Last three weeks

Here I am, the final three weeks until I graduate with my computer science degree. It’s been an interesting 3 and 1/2 years. Online learning was an obviously choice for me as I’m a full-time dad, husband, and IT professional. When I enrolled into my degree program it was an uncomfortable decision, it had been 15 years since I had been in school, and my first post-secondary experience. However, uncomfortable was the feeling I was after. I needed to make a change to pursue the work I wanted to do. Programming.

When I started my degree, I was a seasoned IT veteran of 15 years; I had seen many different industries, and worked many different problems ranging from programming, security, networking, and customer support. Yet, I had never attended college and had to wade through the IT-101 type classes which covered topics such as, what’s a hard drive? how does a CPU work? While this was painful at times, it allowed me to reflect upon my on the job training, and I had a better understanding of what I’ve accomplished in a non-traditional way. I attempted to look at each of these classes as an opportunity to share industry experience with my peers and reinforce any areas or gaps in my knowledge.

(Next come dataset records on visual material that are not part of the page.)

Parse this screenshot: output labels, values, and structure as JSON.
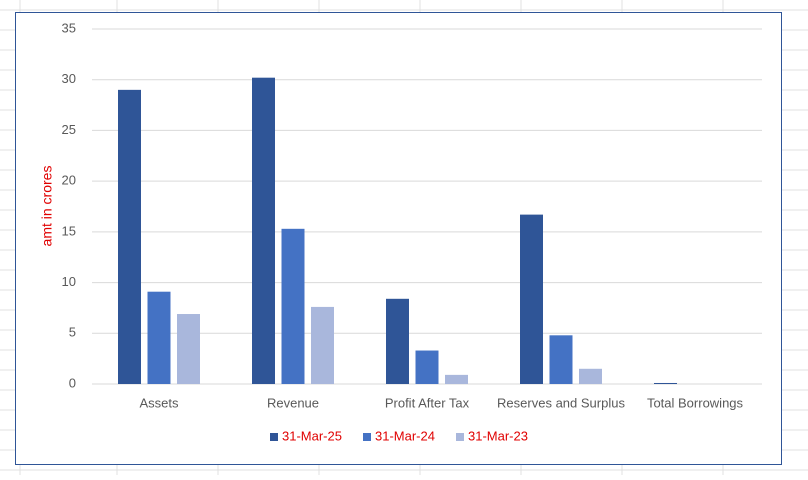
{
  "chart_data": {
    "type": "bar",
    "y_label": "amt in crores",
    "categories": [
      "Assets",
      "Revenue",
      "Profit After Tax",
      "Reserves and Surplus",
      "Total Borrowings"
    ],
    "series": [
      {
        "name": "31-Mar-25",
        "color": "#2f5597",
        "values": [
          29.0,
          30.2,
          8.4,
          16.7,
          0.1
        ]
      },
      {
        "name": "31-Mar-24",
        "color": "#4472c4",
        "values": [
          9.1,
          15.3,
          3.3,
          4.8,
          0
        ]
      },
      {
        "name": "31-Mar-23",
        "color": "#a9b7dc",
        "values": [
          6.9,
          7.6,
          0.9,
          1.5,
          0
        ]
      }
    ],
    "ylim": [
      0,
      35
    ],
    "yticks": [
      0,
      5,
      10,
      15,
      20,
      25,
      30,
      35
    ],
    "grid": true,
    "legend": "bottom"
  }
}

Some of the classes I dreaded taking, ended up being some of the most enjoyable for me. I’ve never been extremely strong with math, although Discrete Mathematics was one of my favorite courses, and it really challenged me. When I reflect upon why this math class resonated with me, I think it relates to how easy the formula’s and techniques can be mapped to computer science implementation.

Other areas of study helped round of my education, such as English, Psychology, and History. While I wasn’t thrilled about taking these, I understood their importance and haven seen a significant improvement in my writing and general aptitude towards their content. Again, I tried to find relatable learning experiences with my passion for game development. Studying psychology allowed me to better understand what drives behavioral decisions and how habits are formed. These are all relevant if you’re trying to build an immersive and replayable game I told myself.

In conclusion I’m a firm believer that the SNHU online degree program is a positive one. However, you get what you put into it. If you’re not reading the weekly material, have late assignments, or are not understanding the work. You must reach out for help; you need to be self-motivated and understand what your end goal is. You’re learning how to learn; the course content can is sometimes be irrelevant.

I feel there are huge gaps within the Computer Science degree program. The program has you jumping around between several different languages and wastes significant time learning about basic CS skills such as looping, iteration, and conditionals across all these languages. It should focus in on one language and take students to a much higher advanced aptitude. One area employers are looking for is knowledge of design patterns. This topic was never covered and it’s a shame. Design patterns are the building blocks of functional code, you’re learning from the mistakes that others have already performed and are given a recipe for how to implement it correctly.

Would I recommend this degree program? Well that depends, if you’re not just graduating high school, and have limited time. You have good time management, are self-motivated, and have a general interest in learning, then go get that degree.

If you’re just graduating high school and you don’t know what you want to do. Spend the extra money and go to a campus, you’ll form lifelong friendships. You’ll have improved social interactions, if you’re struggling you can go to the office hours of the professor, you can lean on your peers for support. These features and support systems are lacking within an online school, they try to compensate but its just not the same.